In a June 28 letter from the Presidential Advisory Commission on Election Integrity, states were asked to provide publicly available voter roll data. However, other more specific details were also requested, including parts of Social Security numbers, dates of birth, addresses and information regarding felony convictions or military status.
More than 20 states, with leaders spanning party lines, have come out against the request. But in Missouri, Republican Secretary of State Jay Ashcroft has said his office "is happy to offer our support in the collective effort to enhance the American people's confidence in the integrity of the system."
Local lawmakers say there is nothing wrong with that, as long as Ashcroft does not overstep his bounds.
"It's fine provided the Secretary of State does not give any information not available to everyone in the public under state law," said State Rep. Scott Fitzpatrick, R-Shell Knob. "Nothing above that should be given. The electoral process is governed by the states, and the federal government should not meddle in how states run their elections. If they are asking for something that would compromise the privacy or security of an individual, we shouldn't do it."
State Sen. David Sater, R-Cassville, holds about the same opinion.
"I think that's a reasonable approach, although I don't see any evidence of voter fraud or personal information getting out to the wrong individuals," he said. "I think this whole thing might be a bit overblown. The information we would be giving is public knowledge anyway, and we certainly don't want to be giving out social security numbers or other private information."
Fitzpatrick said similar issues with personal information have arisen in the past, such as when the Social Security Administration requested personal information of concealed carry permit holders in the state.

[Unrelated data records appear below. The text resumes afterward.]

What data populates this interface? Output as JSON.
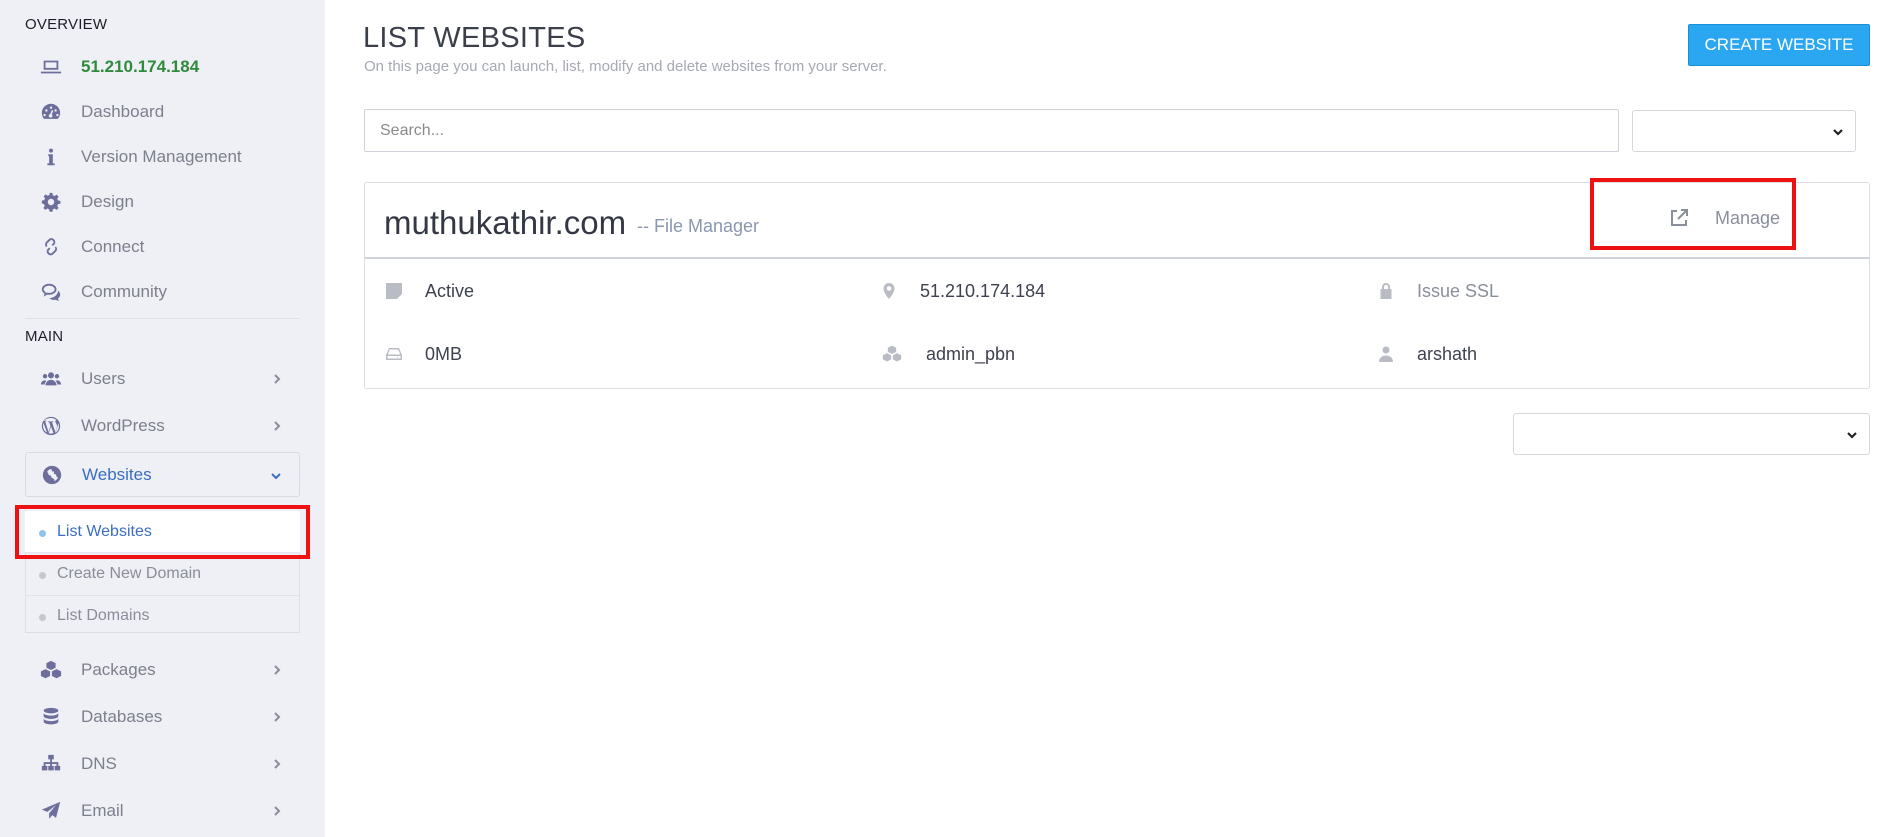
{
  "sidebar": {
    "overview_heading": "OVERVIEW",
    "main_heading": "MAIN",
    "overview_items": [
      {
        "label": "51.210.174.184",
        "icon": "laptop-icon"
      },
      {
        "label": "Dashboard",
        "icon": "dashboard-icon"
      },
      {
        "label": "Version Management",
        "icon": "info-icon"
      },
      {
        "label": "Design",
        "icon": "gear-icon"
      },
      {
        "label": "Connect",
        "icon": "link-icon"
      },
      {
        "label": "Community",
        "icon": "comments-icon"
      }
    ],
    "main_items": [
      {
        "label": "Users",
        "icon": "users-icon"
      },
      {
        "label": "WordPress",
        "icon": "wordpress-icon"
      },
      {
        "label": "Websites",
        "icon": "globe-icon"
      },
      {
        "label": "Packages",
        "icon": "cubes-icon"
      },
      {
        "label": "Databases",
        "icon": "database-icon"
      },
      {
        "label": "DNS",
        "icon": "sitemap-icon"
      },
      {
        "label": "Email",
        "icon": "paper-plane-icon"
      }
    ],
    "websites_sub": [
      {
        "label": "List Websites"
      },
      {
        "label": "Create New Domain"
      },
      {
        "label": "List Domains"
      }
    ]
  },
  "main": {
    "title": "LIST WEBSITES",
    "subtitle": "On this page you can launch, list, modify and delete websites from your server.",
    "create_button": "CREATE WEBSITE",
    "search_placeholder": "Search...",
    "site": {
      "domain": "muthukathir.com",
      "file_manager": "-- File Manager",
      "manage": "Manage",
      "status": "Active",
      "ip": "51.210.174.184",
      "ssl": "Issue SSL",
      "disk": "0MB",
      "package": "admin_pbn",
      "owner": "arshath"
    }
  },
  "colors": {
    "accent": "#2ba7f1",
    "active_link": "#3b6ec0",
    "ip_green": "#2f8a3c",
    "highlight_red": "#ee1111",
    "sidebar_bg": "#eef0f6"
  }
}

"[Former Gov. Jay] Nixon complied, and we had a serious problem with that," Fitzpatrick said. "That led us to move those permits completely to the sheriff's offices and out of state control."
"I think the state government understands the privacy concerns, and I have no fears of something like [the concealed carry information being released happening again," Sater said. "And, as far as voting Republican or Democrat, I think at least half of the voters in the state, or the vast majority, are independents."
"Voter registration documents are public information, so you can get those already," Fitzpatrick said. anything beyond that and getting into personal information, we should draw a line."
Trump's commission comes seven months after he defeated Democrat Hillary Clinton, and he has alleged 3-5 million people voted illegally, costing him the popular vote.
The data requested will help the commission "fully analyze vulnerabilities and issues related to voter registration and voting," vice chairman and Kansas Secretary of State Kris Kobach wrote in the letter.